About a dozen vehicles had stopped to help victims of the crash immediately after impact, according to Mike Burke, who was driving a loaded Penske rental truck north, toward Savannah.
“It was nice to see that we had probably at least 12 cars stop” to help, Burke said. “Plenty of hands. A little faith in humanity is restored.”
He was about 200 yards south of the point of impact when it happened. He was among five people from different vehicles who rushed to the aid of Henningsen in the SUV.

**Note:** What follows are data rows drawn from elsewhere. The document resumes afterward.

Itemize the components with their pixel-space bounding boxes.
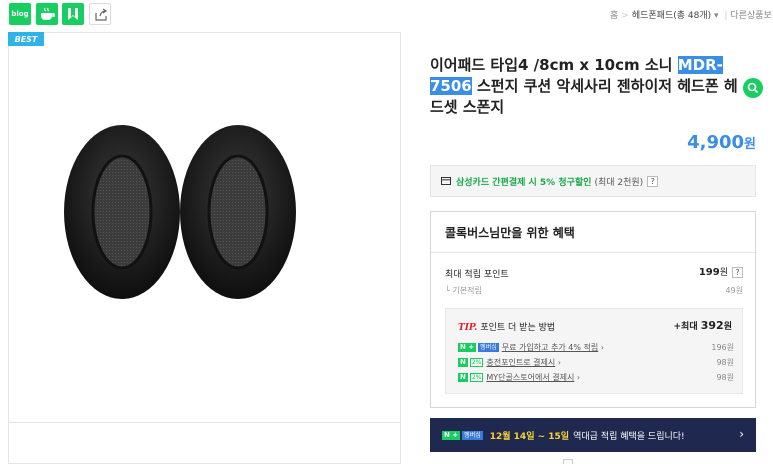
max-points-label: 최대 적립 포인트 (445, 270, 509, 280)
percent-badge: 2% (469, 373, 484, 382)
tip-max-value: 392 (700, 319, 724, 332)
tip-box: TIP. 포인트 더 받는 방법 +최대 392원 N + 멤버십 무료 가입하고 추… (445, 308, 743, 394)
max-points-help-button[interactable]: ? (732, 267, 743, 278)
title-text-end: 스펀지 쿠션 악세사리 젠하이저 헤드폰 헤드셋 스폰지 (430, 77, 738, 116)
tip-heading: TIP. 포인트 더 받는 방법 (458, 320, 555, 333)
share-icon[interactable] (89, 3, 111, 25)
card-discount-box: 삼성카드 간편결제 시 5% 청구할인 (최대 2천원) ? (430, 165, 756, 197)
card-discount-text: 삼성카드 간편결제 시 5% 청구할인 (456, 177, 592, 188)
thumbnail-strip (8, 423, 401, 464)
price-value: 4,900 (687, 132, 745, 153)
credit-card-icon (441, 177, 451, 185)
product-image[interactable] (60, 120, 300, 310)
breadcrumb-home[interactable]: 홈 (610, 11, 618, 21)
naver-plus-badge: N + (458, 343, 477, 352)
card-discount-help-button[interactable]: ? (647, 175, 659, 187)
tip-item-regular-store[interactable]: N 2% MY단골스토어에서 결제시 › 98원 (458, 372, 734, 383)
chevron-down-icon[interactable]: ▾ (711, 11, 721, 21)
tip-label: 포인트 더 받는 방법 (480, 323, 556, 333)
top-bar: blog 홈 > 헤드폰패드(총 48개) ▾ | 다른상품보 (0, 0, 773, 28)
blog-share-icon[interactable]: blog (9, 3, 31, 25)
post-share-icon[interactable] (62, 3, 84, 25)
banner-date: 12월 14일 ~ 15일 (489, 431, 570, 442)
cafe-share-icon[interactable] (36, 3, 58, 25)
chevron-right-icon: › (598, 343, 604, 352)
breadcrumb-separator-icon: > (621, 11, 629, 21)
breadcrumb: 홈 > 헤드폰패드(총 48개) ▾ | 다른상품보 (610, 8, 772, 21)
membership-promo-banner[interactable]: N + 멤버십 12월 14일 ~ 15일 역대급 적립 혜택을 드립니다! › (430, 418, 756, 452)
membership-badge: 멤버십 (478, 343, 499, 352)
chevron-right-icon[interactable]: › (739, 427, 744, 441)
tip-item-charge-points[interactable]: N 2% 충전포인트로 결제시 › 98원 (458, 357, 734, 368)
naver-plus-badge: N + (442, 430, 461, 440)
breadcrumb-category[interactable]: 헤드폰패드(총 48개) (632, 11, 711, 21)
lens-search-icon[interactable] (743, 78, 763, 98)
basic-points-label: 기본적립 (452, 286, 482, 295)
tip-item-points: 98원 (716, 358, 734, 367)
divider (431, 252, 755, 253)
tip-max-unit: 원 (723, 322, 732, 332)
breadcrumb-divider: | (724, 11, 728, 21)
breadcrumb-other-products[interactable]: 다른상품보 (730, 11, 771, 21)
max-points-row: 최대 적립 포인트 199원? (445, 267, 743, 280)
tip-item-text[interactable]: 무료 가입하고 추가 4% 적립 (502, 343, 598, 352)
product-price: 4,900원 (687, 132, 756, 153)
chevron-right-icon: › (574, 373, 581, 382)
card-discount-note: (최대 2천원) (594, 177, 644, 188)
title-text-start: 이어패드 타입4 /8cm x 10cm 소니 (430, 56, 678, 74)
basic-points-value: 49원 (725, 286, 743, 295)
percent-badge: 2% (469, 358, 484, 367)
membership-badge: 멤버십 (462, 430, 483, 440)
tip-item-points: 196원 (711, 343, 734, 352)
naver-badge: N (458, 373, 468, 382)
max-points-amount: 199원? (699, 265, 743, 278)
benefits-heading: 콜록버스님만을 위한 혜택 (445, 226, 575, 240)
tip-word: TIP. (458, 323, 478, 333)
tip-item-membership[interactable]: N + 멤버십 무료 가입하고 추가 4% 적립 › 196원 (458, 342, 734, 353)
best-badge: BEST (8, 32, 44, 46)
tip-item-text[interactable]: 충전포인트로 결제시 (486, 358, 555, 367)
product-title: 이어패드 타입4 /8cm x 10cm 소니 MDR-7506 스펀지 쿠션 … (430, 55, 750, 118)
naver-badge: N (458, 358, 468, 367)
benefits-panel: 콜록버스님만을 위한 혜택 최대 적립 포인트 199원? └ 기본적립 49원… (430, 211, 756, 408)
tip-max-prefix: +최대 (673, 322, 698, 332)
max-points-value: 199 (698, 267, 720, 278)
chevron-right-icon: › (555, 358, 561, 367)
max-points-unit: 원 (719, 268, 728, 278)
tip-item-text[interactable]: MY단골스토어에서 결제시 (486, 373, 574, 382)
banner-text: 역대급 적립 혜택을 드립니다! (573, 431, 685, 442)
basic-points-row: └ 기본적립 49원 (445, 285, 743, 296)
bottom-help-icon[interactable] (563, 459, 573, 464)
price-unit: 원 (744, 137, 756, 152)
tip-item-points: 98원 (716, 373, 734, 382)
tip-max-points: +최대 392원 (674, 319, 733, 332)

“It took five of us to get him out,” Burke said. “One guy on top, one guy crawled through the back, three of us on the bottom.” One of the men helping, a former Marine, had a knife he used to cut the victim’s seat belt. “We had him out before the paramedics arrived. He was pretty shaken up. We pulled him out because we thought he had a gas leak. It turned out it was transmission fluid and antifreeze.” As he spoke, Burke looked at his hands, still bearing bloody marks from the victim he’d helped.
By 6 p.m., two lanes were open southbound, but traffic had backed up almost to Palm Coast Parkway. Traffic northbound had resumed normal speed.
The Palm Coast Fire Police was regulating traffic. The Palm Coast Fire Department, Flagler County Fire Rescue and the Sheriff’s Office had all responded, in addition to the Florida Highway Patrol.